Paterson é o nome do personagem principal, um condutor de autocarros na cidade com que partilha o nome, e todo o ritmo do filme é como se fosse um poema. Vemos o acordar diário de Paterson, a sua ida para o emprego, o almoço a contemplar a paisagem enquanto trabalha nos seus poemas num caderno de anotações, até terminarmos com o passeio nocturno com o seu cão e uma cerveja no bar do costume.
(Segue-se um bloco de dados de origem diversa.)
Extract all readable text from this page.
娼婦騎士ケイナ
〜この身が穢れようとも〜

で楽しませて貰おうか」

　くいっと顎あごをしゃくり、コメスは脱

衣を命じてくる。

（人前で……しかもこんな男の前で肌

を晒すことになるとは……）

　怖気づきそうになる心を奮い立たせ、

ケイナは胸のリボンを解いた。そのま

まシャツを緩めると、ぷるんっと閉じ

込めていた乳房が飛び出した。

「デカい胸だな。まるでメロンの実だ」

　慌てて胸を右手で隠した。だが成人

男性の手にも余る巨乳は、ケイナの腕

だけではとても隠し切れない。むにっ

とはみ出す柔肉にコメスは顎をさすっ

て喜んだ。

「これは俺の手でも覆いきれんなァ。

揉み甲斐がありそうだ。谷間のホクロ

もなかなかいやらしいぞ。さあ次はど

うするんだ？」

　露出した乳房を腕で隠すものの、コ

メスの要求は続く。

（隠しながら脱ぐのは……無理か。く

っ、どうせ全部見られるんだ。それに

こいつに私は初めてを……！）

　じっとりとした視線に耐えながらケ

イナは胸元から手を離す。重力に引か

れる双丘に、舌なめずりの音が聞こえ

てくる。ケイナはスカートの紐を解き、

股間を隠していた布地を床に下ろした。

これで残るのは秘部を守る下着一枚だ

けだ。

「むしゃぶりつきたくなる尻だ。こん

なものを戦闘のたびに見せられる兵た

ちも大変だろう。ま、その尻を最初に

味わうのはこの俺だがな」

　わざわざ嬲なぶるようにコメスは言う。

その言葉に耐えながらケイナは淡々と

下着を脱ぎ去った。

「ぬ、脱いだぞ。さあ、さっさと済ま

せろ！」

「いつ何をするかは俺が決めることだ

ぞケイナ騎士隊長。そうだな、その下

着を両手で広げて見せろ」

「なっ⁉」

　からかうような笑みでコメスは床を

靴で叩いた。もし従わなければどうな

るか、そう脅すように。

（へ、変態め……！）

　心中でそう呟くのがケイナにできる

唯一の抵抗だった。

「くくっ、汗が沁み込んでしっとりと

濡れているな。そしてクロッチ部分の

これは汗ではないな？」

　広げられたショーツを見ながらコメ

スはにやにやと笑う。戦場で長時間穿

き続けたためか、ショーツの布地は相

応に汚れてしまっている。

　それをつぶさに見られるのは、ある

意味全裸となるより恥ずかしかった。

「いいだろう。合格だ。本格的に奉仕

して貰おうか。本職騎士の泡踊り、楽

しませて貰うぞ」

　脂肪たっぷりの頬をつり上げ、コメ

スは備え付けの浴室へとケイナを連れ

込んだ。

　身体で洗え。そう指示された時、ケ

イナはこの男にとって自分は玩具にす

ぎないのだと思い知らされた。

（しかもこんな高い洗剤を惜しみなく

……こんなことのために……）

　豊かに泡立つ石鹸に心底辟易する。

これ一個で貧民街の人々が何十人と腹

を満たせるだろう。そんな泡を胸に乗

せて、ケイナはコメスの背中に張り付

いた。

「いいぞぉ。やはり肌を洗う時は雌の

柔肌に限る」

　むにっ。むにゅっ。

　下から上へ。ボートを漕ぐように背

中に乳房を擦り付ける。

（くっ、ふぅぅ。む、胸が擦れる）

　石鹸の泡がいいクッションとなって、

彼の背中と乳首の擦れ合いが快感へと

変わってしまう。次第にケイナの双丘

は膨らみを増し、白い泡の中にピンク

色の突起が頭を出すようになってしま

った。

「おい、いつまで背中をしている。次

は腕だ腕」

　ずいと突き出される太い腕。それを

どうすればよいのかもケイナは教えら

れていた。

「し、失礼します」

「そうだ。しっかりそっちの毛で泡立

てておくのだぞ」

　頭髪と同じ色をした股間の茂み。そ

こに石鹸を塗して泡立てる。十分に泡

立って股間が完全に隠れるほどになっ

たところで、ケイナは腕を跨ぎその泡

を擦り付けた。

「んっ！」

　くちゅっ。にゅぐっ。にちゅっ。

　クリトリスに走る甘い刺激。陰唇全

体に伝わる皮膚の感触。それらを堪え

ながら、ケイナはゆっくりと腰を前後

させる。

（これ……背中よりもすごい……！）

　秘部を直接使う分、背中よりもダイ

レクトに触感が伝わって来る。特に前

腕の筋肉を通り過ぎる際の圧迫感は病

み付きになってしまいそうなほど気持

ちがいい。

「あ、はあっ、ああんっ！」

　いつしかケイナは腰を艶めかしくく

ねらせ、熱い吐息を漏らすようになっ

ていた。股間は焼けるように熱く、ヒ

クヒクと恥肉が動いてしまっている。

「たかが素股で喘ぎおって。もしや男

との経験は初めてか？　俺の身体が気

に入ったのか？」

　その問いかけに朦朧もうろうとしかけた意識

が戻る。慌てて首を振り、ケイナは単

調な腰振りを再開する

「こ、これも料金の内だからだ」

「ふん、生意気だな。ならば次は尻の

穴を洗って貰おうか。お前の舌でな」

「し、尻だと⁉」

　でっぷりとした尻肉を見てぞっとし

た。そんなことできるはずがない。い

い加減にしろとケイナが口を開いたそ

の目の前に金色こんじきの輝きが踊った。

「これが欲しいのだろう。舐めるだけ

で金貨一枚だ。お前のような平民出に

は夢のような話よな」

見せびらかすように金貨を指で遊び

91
Toda esta rotina lhe permite observar pessoas e rituais e isso lhe serve de inspiração para a sua poesia, seguindo uma corrente americana que dizia no ideas but in things (expressão que podemos encontrar num poema de Williams Carlos Williams, poeta que serviu de inspiração a este filme) como quem diz que temos que olhar em volta para ter inspiração. Esse é um tema que ecoa muito em mim, que nas minhas fantasias de escrita procuro sempre inspirar-me no meu quotidiano e naquilo que me rodeia, só ainda não tinha descoberto que havia uma corrente literária que o explorava. Também não tenho a disciplina deste condutor de autocarros que escrevia religiosamente todos os dias, como quem se exercita. E vemos toda esta rotina e quotidiano através de imagens muito bonitas, um poema visual também. Um tesouro!

Os poemas do filme, que podemos ouvir serem escritos ao mesmo tempo que vemos as palavras desfilarem no ecrã para melhor nos envolvermos neles foram escritos por um poeta americano chamado Ron Padgett, amigo do realizador, que foi desafiado a trabalhar como consultor poético numa primeira abordagem e mais tarde a contribuir com os poemas que vemos o protagonista trabalhar. Gostei bastante e isso fez-me pesquisar mais sobre o autor, bem como outros autores relacionados.

Portando depois disto tudo posso dizer que se ainda não viram este filme, vejam. Não esperem grande acção, ou mesmo qualquer acção, porque não é essa a intenção do autor. Na realidade este filme é um poema de amor à própria poesia e por isso não poderia deixar de falar nele aqui. Se quiserem ler os poemas do filme vejam aqui. Se quiserem ler uma apreciação interessante vejam aqui, e se quiserem ler o poeta que escreveu os poemas de Paterson espreitem aqui.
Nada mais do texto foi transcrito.